Re: iSCSI Abort Task and WRITE PENDING

Mike Christie <michael.christie@xxxxxxxxxx> · Mon, 18 Oct 2021 15:34:44 -0500

On 10/18/21 3:20 PM, Mike Christie wrote:
> On 10/18/21 12:32 PM, Konstantin Shelekhin wrote:
>> On Mon, Oct 18, 2021 at 11:29:23AM -0500, Mike Christie wrote:
>>> On 10/18/21 6:56 AM, Konstantin Shelekhin wrote:
>>>> On Thu, Oct 14, 2021 at 10:18:13PM -0500, michael.christie@xxxxxxxxxx wrote:
>>>>>> If I understand this aproach correctly, it fixes the deadlock, but the
>>>>>> connection reinstatement will still happen, because WRITE_10 won't be
>>>>>> aborted and the connection will go down after the timeout.> 
>>>>>> IMO it's not ideal either, since now iSCSI will have a 50% chance to
>>>>>> have the connection (meaning SCSI session) killed on arbitrary ABOR
>>>>>
>>>>> I wouldn't call this an arbitrary abort. It's indicating a problem.
>>>>> When do you see this? Why do we need to fix it per cmd? Are you hitting
>>>>> the big command short timeout issue? Driver/fw bug?
>>>>
>>>> It was triggered by ESXi. During some heavy IOPS intervals the backend
>>>> device cannot handle the load and some IOs get stuck for more than 30
>>>> seconds. I suspect that ABORT TASKSs are issued by the virtual machines.
>>>> So a series of ABORT TASK will come, and the unlucky one will hit the
>>>> issue.
>>>
>>> I didn't get this. If only the backend is backed up then we should
>>> still be transmitting the data out/R2Ts quickly and we shouldn't be
>>> hitting the issue where we got stuck waiting on them.
>>
>> We stuck waiting on them because the initiator will not send Data-Out
> 
> We are talking about different things here. Above I'm just asking about what
> leads to the cmd timeout.

Oh wait, I miss understood the "almost immediately" part in your #3.
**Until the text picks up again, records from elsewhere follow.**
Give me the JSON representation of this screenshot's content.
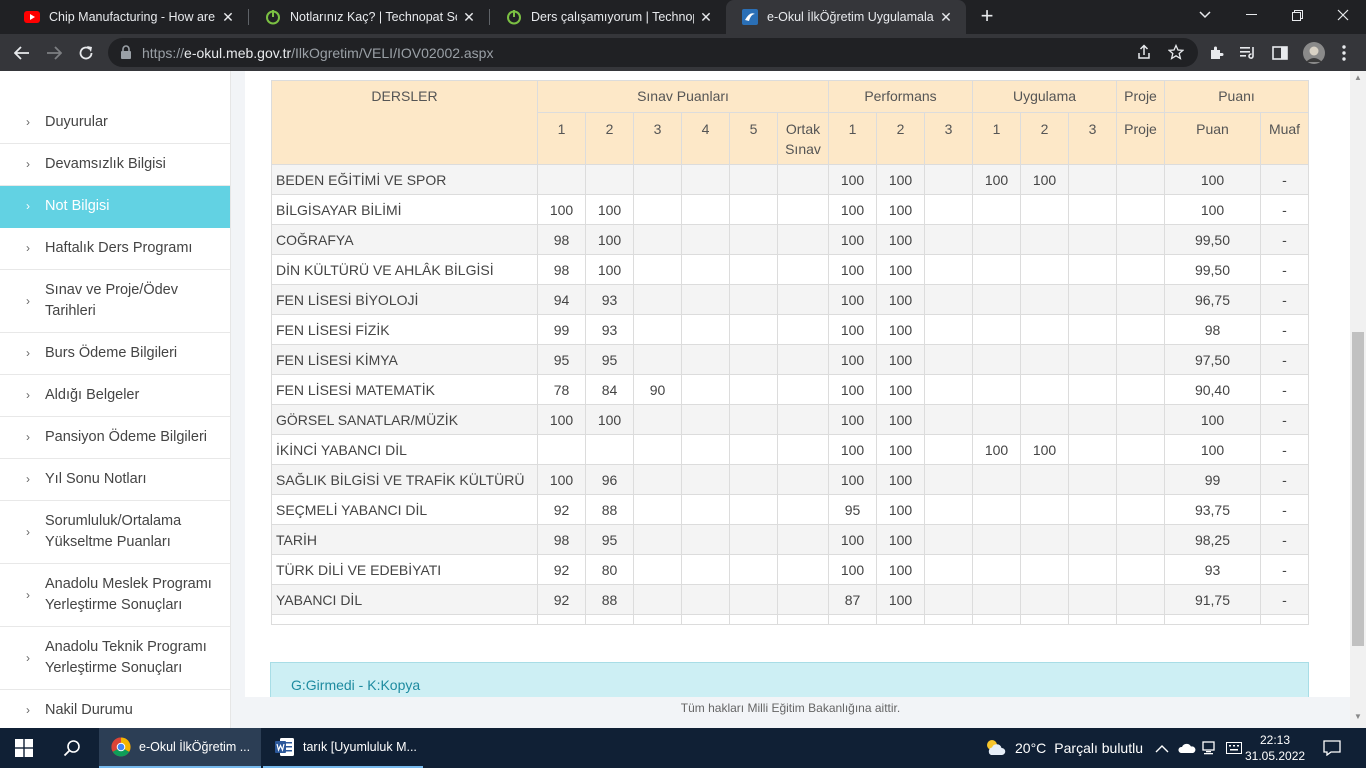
{
  "browser": {
    "tabs": [
      {
        "title": "Chip Manufacturing - How are M",
        "icon": "youtube-icon",
        "active": false
      },
      {
        "title": "Notlarınız Kaç? | Technopat Sosya",
        "icon": "technopat-icon",
        "active": false
      },
      {
        "title": "Ders çalışamıyorum | Technopat S",
        "icon": "technopat-icon",
        "active": false
      },
      {
        "title": "e-Okul İlkÖğretim Uygulamaları",
        "icon": "eokul-icon",
        "active": true
      }
    ],
    "url_host": "e-okul.meb.gov.tr",
    "url_prefix": "https://",
    "url_path": "/IlkOgretim/VELI/IOV02002.aspx"
  },
  "sidebar": {
    "items": [
      {
        "label": "Duyurular",
        "active": false
      },
      {
        "label": "Devamsızlık Bilgisi",
        "active": false
      },
      {
        "label": "Not Bilgisi",
        "active": true
      },
      {
        "label": "Haftalık Ders Programı",
        "active": false
      },
      {
        "label": "Sınav ve Proje/Ödev Tarihleri",
        "active": false
      },
      {
        "label": "Burs Ödeme Bilgileri",
        "active": false
      },
      {
        "label": "Aldığı Belgeler",
        "active": false
      },
      {
        "label": "Pansiyon Ödeme Bilgileri",
        "active": false
      },
      {
        "label": "Yıl Sonu Notları",
        "active": false
      },
      {
        "label": "Sorumluluk/Ortalama Yükseltme Puanları",
        "active": false
      },
      {
        "label": "Anadolu Meslek Programı Yerleştirme Sonuçları",
        "active": false
      },
      {
        "label": "Anadolu Teknik Programı Yerleştirme Sonuçları",
        "active": false
      },
      {
        "label": "Nakil Durumu",
        "active": false
      }
    ]
  },
  "grades": {
    "header_groups": {
      "dersler": "DERSLER",
      "sinav": "Sınav Puanları",
      "performans": "Performans",
      "uygulama": "Uygulama",
      "proje": "Proje",
      "puani": "Puanı"
    },
    "sub_headers": [
      "1",
      "2",
      "3",
      "4",
      "5",
      "Ortak Sınav",
      "1",
      "2",
      "3",
      "1",
      "2",
      "3",
      "Proje",
      "Puan",
      "Muaf"
    ],
    "rows": [
      [
        "BEDEN EĞİTİMİ VE SPOR",
        "",
        "",
        "",
        "",
        "",
        "",
        "100",
        "100",
        "",
        "100",
        "100",
        "",
        "",
        "100",
        "-"
      ],
      [
        "BİLGİSAYAR BİLİMİ",
        "100",
        "100",
        "",
        "",
        "",
        "",
        "100",
        "100",
        "",
        "",
        "",
        "",
        "",
        "100",
        "-"
      ],
      [
        "COĞRAFYA",
        "98",
        "100",
        "",
        "",
        "",
        "",
        "100",
        "100",
        "",
        "",
        "",
        "",
        "",
        "99,50",
        "-"
      ],
      [
        "DİN KÜLTÜRÜ VE AHLÂK BİLGİSİ",
        "98",
        "100",
        "",
        "",
        "",
        "",
        "100",
        "100",
        "",
        "",
        "",
        "",
        "",
        "99,50",
        "-"
      ],
      [
        "FEN LİSESİ BİYOLOJİ",
        "94",
        "93",
        "",
        "",
        "",
        "",
        "100",
        "100",
        "",
        "",
        "",
        "",
        "",
        "96,75",
        "-"
      ],
      [
        "FEN LİSESİ FİZİK",
        "99",
        "93",
        "",
        "",
        "",
        "",
        "100",
        "100",
        "",
        "",
        "",
        "",
        "",
        "98",
        "-"
      ],
      [
        "FEN LİSESİ KİMYA",
        "95",
        "95",
        "",
        "",
        "",
        "",
        "100",
        "100",
        "",
        "",
        "",
        "",
        "",
        "97,50",
        "-"
      ],
      [
        "FEN LİSESİ MATEMATİK",
        "78",
        "84",
        "90",
        "",
        "",
        "",
        "100",
        "100",
        "",
        "",
        "",
        "",
        "",
        "90,40",
        "-"
      ],
      [
        "GÖRSEL SANATLAR/MÜZİK",
        "100",
        "100",
        "",
        "",
        "",
        "",
        "100",
        "100",
        "",
        "",
        "",
        "",
        "",
        "100",
        "-"
      ],
      [
        "İKİNCİ YABANCI DİL",
        "",
        "",
        "",
        "",
        "",
        "",
        "100",
        "100",
        "",
        "100",
        "100",
        "",
        "",
        "100",
        "-"
      ],
      [
        "SAĞLIK BİLGİSİ VE TRAFİK KÜLTÜRÜ",
        "100",
        "96",
        "",
        "",
        "",
        "",
        "100",
        "100",
        "",
        "",
        "",
        "",
        "",
        "99",
        "-"
      ],
      [
        "SEÇMELİ YABANCI DİL",
        "92",
        "88",
        "",
        "",
        "",
        "",
        "95",
        "100",
        "",
        "",
        "",
        "",
        "",
        "93,75",
        "-"
      ],
      [
        "TARİH",
        "98",
        "95",
        "",
        "",
        "",
        "",
        "100",
        "100",
        "",
        "",
        "",
        "",
        "",
        "98,25",
        "-"
      ],
      [
        "TÜRK DİLİ VE EDEBİYATI",
        "92",
        "80",
        "",
        "",
        "",
        "",
        "100",
        "100",
        "",
        "",
        "",
        "",
        "",
        "93",
        "-"
      ],
      [
        "YABANCI DİL",
        "92",
        "88",
        "",
        "",
        "",
        "",
        "87",
        "100",
        "",
        "",
        "",
        "",
        "",
        "91,75",
        "-"
      ]
    ]
  },
  "legend_text": "G:Girmedi - K:Kopya",
  "footer_text": "Tüm hakları Milli Eğitim Bakanlığına aittir.",
  "taskbar": {
    "apps": [
      {
        "label": "e-Okul İlkÖğretim ...",
        "icon": "chrome-icon"
      },
      {
        "label": "tarık [Uyumluluk M...",
        "icon": "word-icon"
      }
    ],
    "weather_temp": "20°C",
    "weather_desc": "Parçalı bulutlu",
    "time": "22:13",
    "date": "31.05.2022"
  },
  "colors": {
    "active_menu": "#62d2e3",
    "table_header": "#fde8c8",
    "legend_bg": "#cdeff4"
  }
}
Just tell me if you are running iscsi in the guest or hypervisor and if
the latter what version of ESXi,

> 
> You wrote before the abort is sent the backend gets backed up, and the back
> up causes IO to take long enough for the initiator cmd timeout to fire.
> I'm asking why before the initiator side cmd timeout and before the abort is sent,
> why aren't R2T/data_outs executing quickly if only the backend is backed up?
> 
> Is it the bug I mentioned where one of the iscsi threads is stuck on the
> submission to the block layer, so that thread can't handle iscsi IO?
> If so I have a patch for that.
> 
> I get that once the abort is sent we hit these other issues.
> 
> 
>> PDUs after sending ABORT TASK:
>>
>>   1. Initiator sends WRITE CDB
>>   2. Target sends R2T
>>   3. Almost immediately Initiator decides to abort the request and sends
> 
> Are you using iscsi in the VM or in the hypervisor? For the latter is
> timeout 15 seconds for normal READs/WRITEs? What version of ESXi?
> 
>>      ABORT TASK without sending any further Data-Out PDUs (maybe except for
>>      the first one); I believe it happens because the initiator tries to
>>      abort a larger batch of requests, and this unlucky request is just
>>      the last in series
>>   4. Target still waits for Data-Out PDUs and times out on Data-Out timer
>